In gasoline, the authority estimated an inventory increase of 3.1 million barrels for the week to January 12. This compared with a build of 8 million barrels for the previous week.
Gasoline production averaged 9.4 million barrels daily last week, compared with 9.7 million bpd for the prior week.
In middle distillates, the EIA estimated an inventory build of 2.4 million barrels for the week to January 12. This compared with a build of 6.5 million barrels for the previous week.
Middle distillate production averaged 4.9 million barrels daily last week, which compared with 5.2 million barrels daily for the week before.
Oil prices meanwhile inched higher earlier in the week, after OPEC released its first monthly report for the year. In it, the cartel forecast robust demand growth for the year, at 2.25 million bpd, which is the same level of demand growth it had forecast earlier, too. OPEC also predicted strong demand growth for 2025, at 1.85 million barrels daily.

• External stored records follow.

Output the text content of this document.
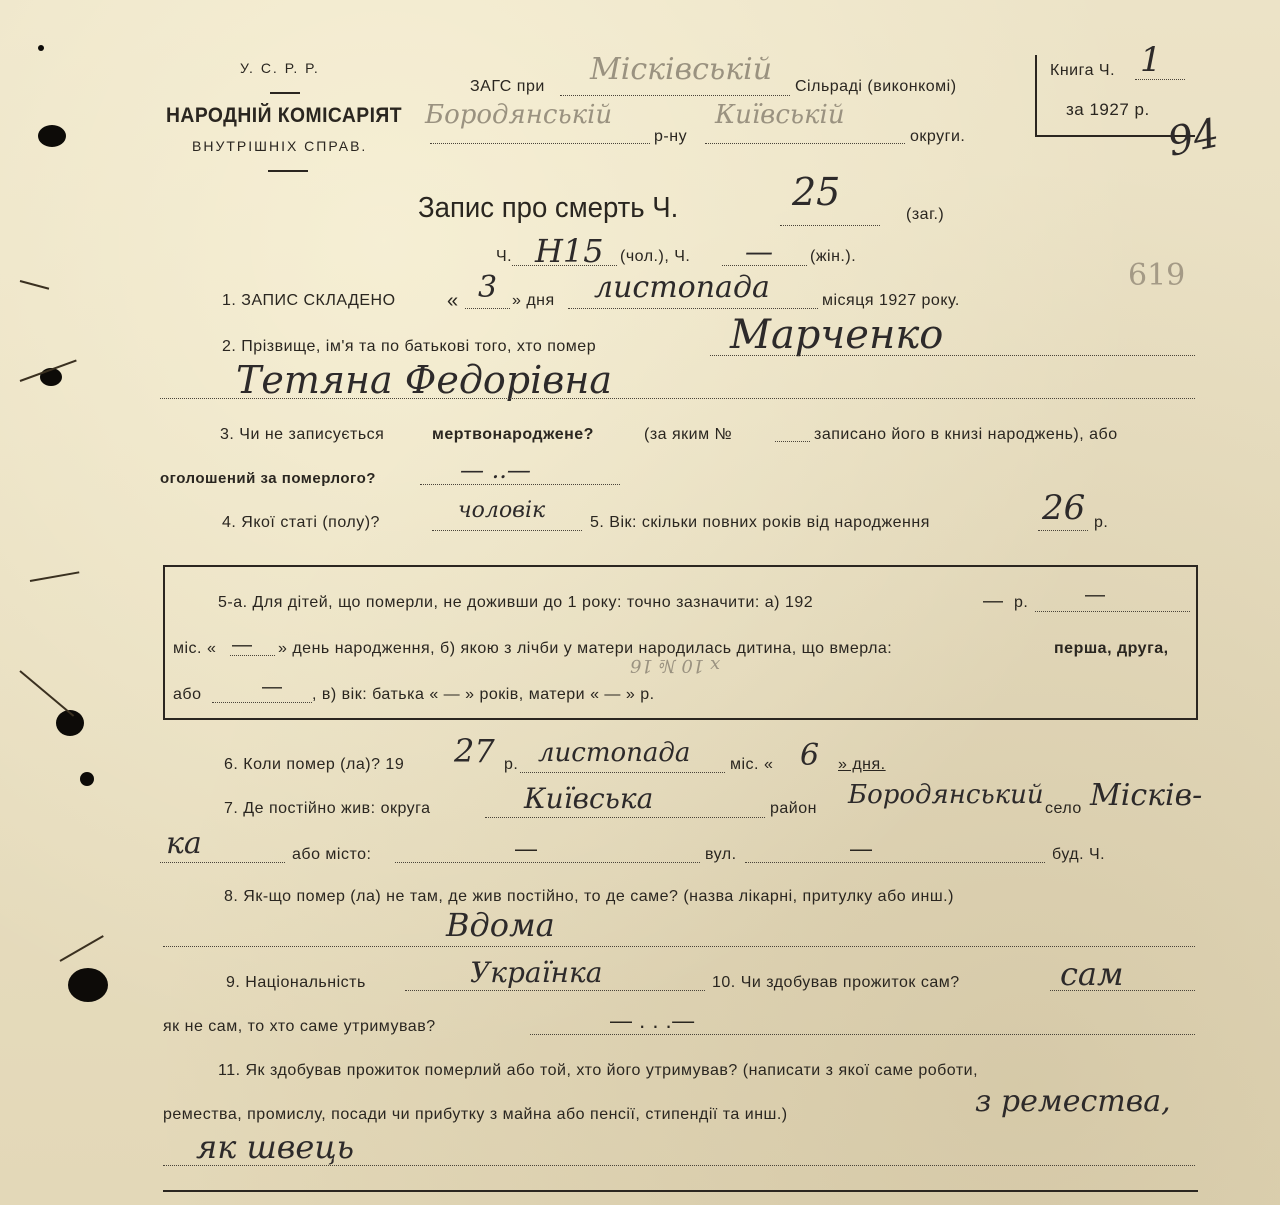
У. С. Р. Р.
НАРОДНІЙ КОМІСАРІЯТ
ВНУТРІШНІХ СПРАВ.
ЗАГС при Міскiвськiй Сільраді (виконкомі)
Бородянськiй
р-ну
Київськiй
округи.
Книга Ч. 1
за 1927 р.
94
619
Запис про смерть Ч.	25
(заг.)
Ч. Н15 (чол.), Ч. — (жін.).
1. ЗАПИС СКЛАДЕНО	« 3 » дня листопада	місяця 1927 року.
2. Прізвище, ім'я та по батькові того, хто помер	Марченко
Тетяна Федорівна
3. Чи не записується	мертвонароджене?	(за яким №	записано його в книзі народжень), або
оголошений за померлого?	— ..—
4. Якої статі (полу)?	чоловiк	5. Вік: скільки повних років від народження	26 р.
5-а. Для дітей, що померли, не доживши до 1 року: точно зазначити: а) 192	— р.	—
міс. « — » день народження, б) якою з лічби у матери народилась дитина, що вмерла:	перша, друга,
х 10 № 16
або	— , в) вік: батька « — » років, матери « — » р.
6. Коли помер (ла)? 19 27 р. листопада міс. « 6 » дня.
7. Де постійно жив: округа	Київська	район Бородянський село Міскiв-
ка	або місто:	—	вул.	—	буд. Ч.
8. Як-що помер (ла) не там, де жив постійно, то де саме? (назва лікарні, притулку або инш.)
Вдома
9. Національність	Українка	10. Чи здобував прожиток сам?	сам
як не сам, то хто саме утримував?	— . . .—
11. Як здобував прожиток померлий або той, хто його утримував? (написати з якої саме роботи,
ремества, промислу, посади чи прибутку з майна або пенсії, стипендії та инш.)	з ремества,
як швець
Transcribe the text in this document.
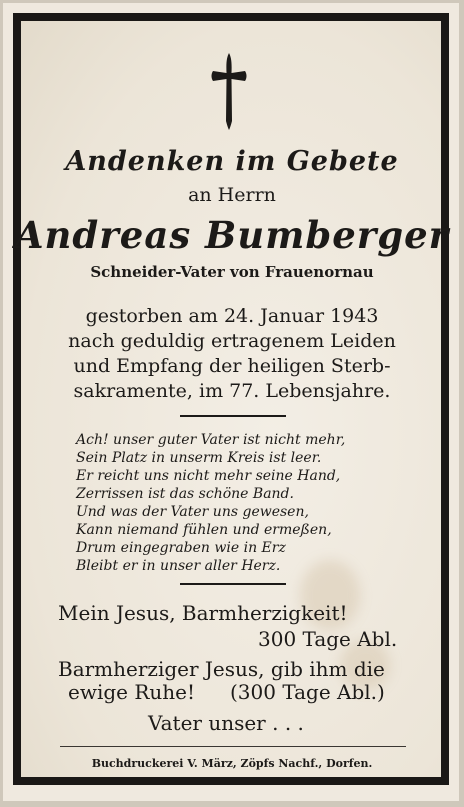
Andenken im Gebete
an Herrn
Andreas Bumberger
Schneider-Vater von Frauenornau
gestorben am 24. Januar 1943
nach geduldig ertragenem Leiden
und Empfang der heiligen Sterb-
sakramente, im 77. Lebensjahre.
Ach! unser guter Vater ist nicht mehr,
Sein Platz in unserm Kreis ist leer.
Er reicht uns nicht mehr seine Hand,
Zerrissen ist das schöne Band.
Und was der Vater uns gewesen,
Kann niemand fühlen und ermeßen,
Drum eingegraben wie in Erz
Bleibt er in unser aller Herz.
Mein Jesus, Barmherzigkeit!
300 Tage Abl.
Barmherziger Jesus, gib ihm die
ewige Ruhe! (300 Tage Abl.)
Vater unser . . .
Buchdruckerei V. März, Zöpfs Nachf., Dorfen.
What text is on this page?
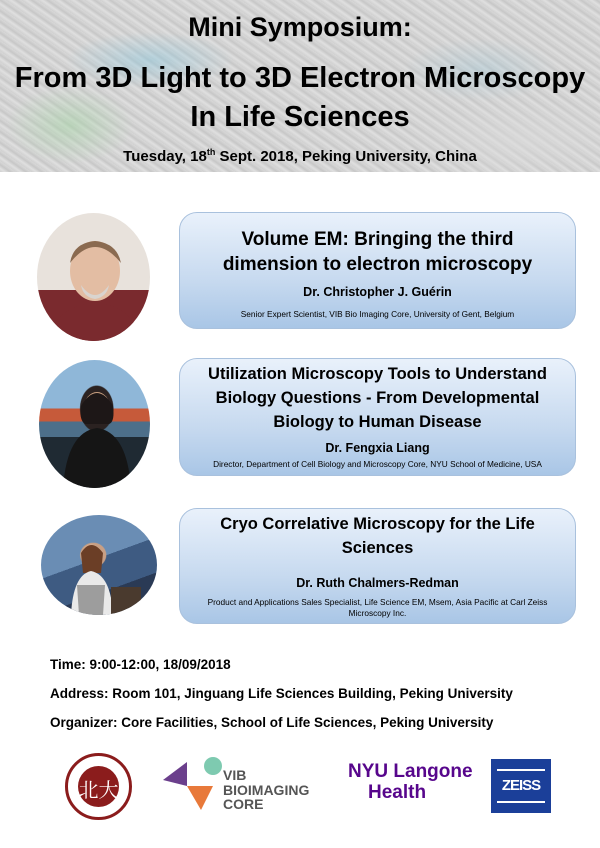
Mini Symposium:
From 3D Light to 3D Electron Microscopy
In Life Sciences
Tuesday, 18th Sept. 2018, Peking University, China
Volume EM: Bringing the third dimension to electron microscopy
Dr. Christopher J. Guérin
Senior Expert Scientist, VIB Bio Imaging Core, University of Gent, Belgium
Utilization Microscopy Tools to Understand Biology Questions - From Developmental Biology to Human Disease
Dr. Fengxia Liang
Director, Department of Cell Biology and Microscopy Core, NYU School of Medicine, USA
Cryo Correlative Microscopy for the Life Sciences
Dr. Ruth Chalmers-Redman
Product and Applications Sales Specialist, Life Science EM, Msem, Asia Pacific at Carl Zeiss Microscopy Inc.
Time: 9:00-12:00, 18/09/2018
Address: Room 101, Jinguang Life Sciences Building, Peking University
Organizer: Core Facilities, School of Life Sciences, Peking University
北大
VIB
BIOIMAGING
CORE
NYU Langone
Health	ZEISS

Prices also received some support from the supply situation in the U.S., which has been affected by a cold snap that has cost North Dakota 650,000 bpd to 700,000 bpd in temporarily halted production.
A fresh round of attacks by U.S. and UK forces against Yemeni military targets on Wednesday also lent some support for prices, albeit a modest one.
The International Energy Agency meanwhile has largely dismissed the risk of supply disruption in the Middle East citing robust supply elsewhere and expectations of weaker demand.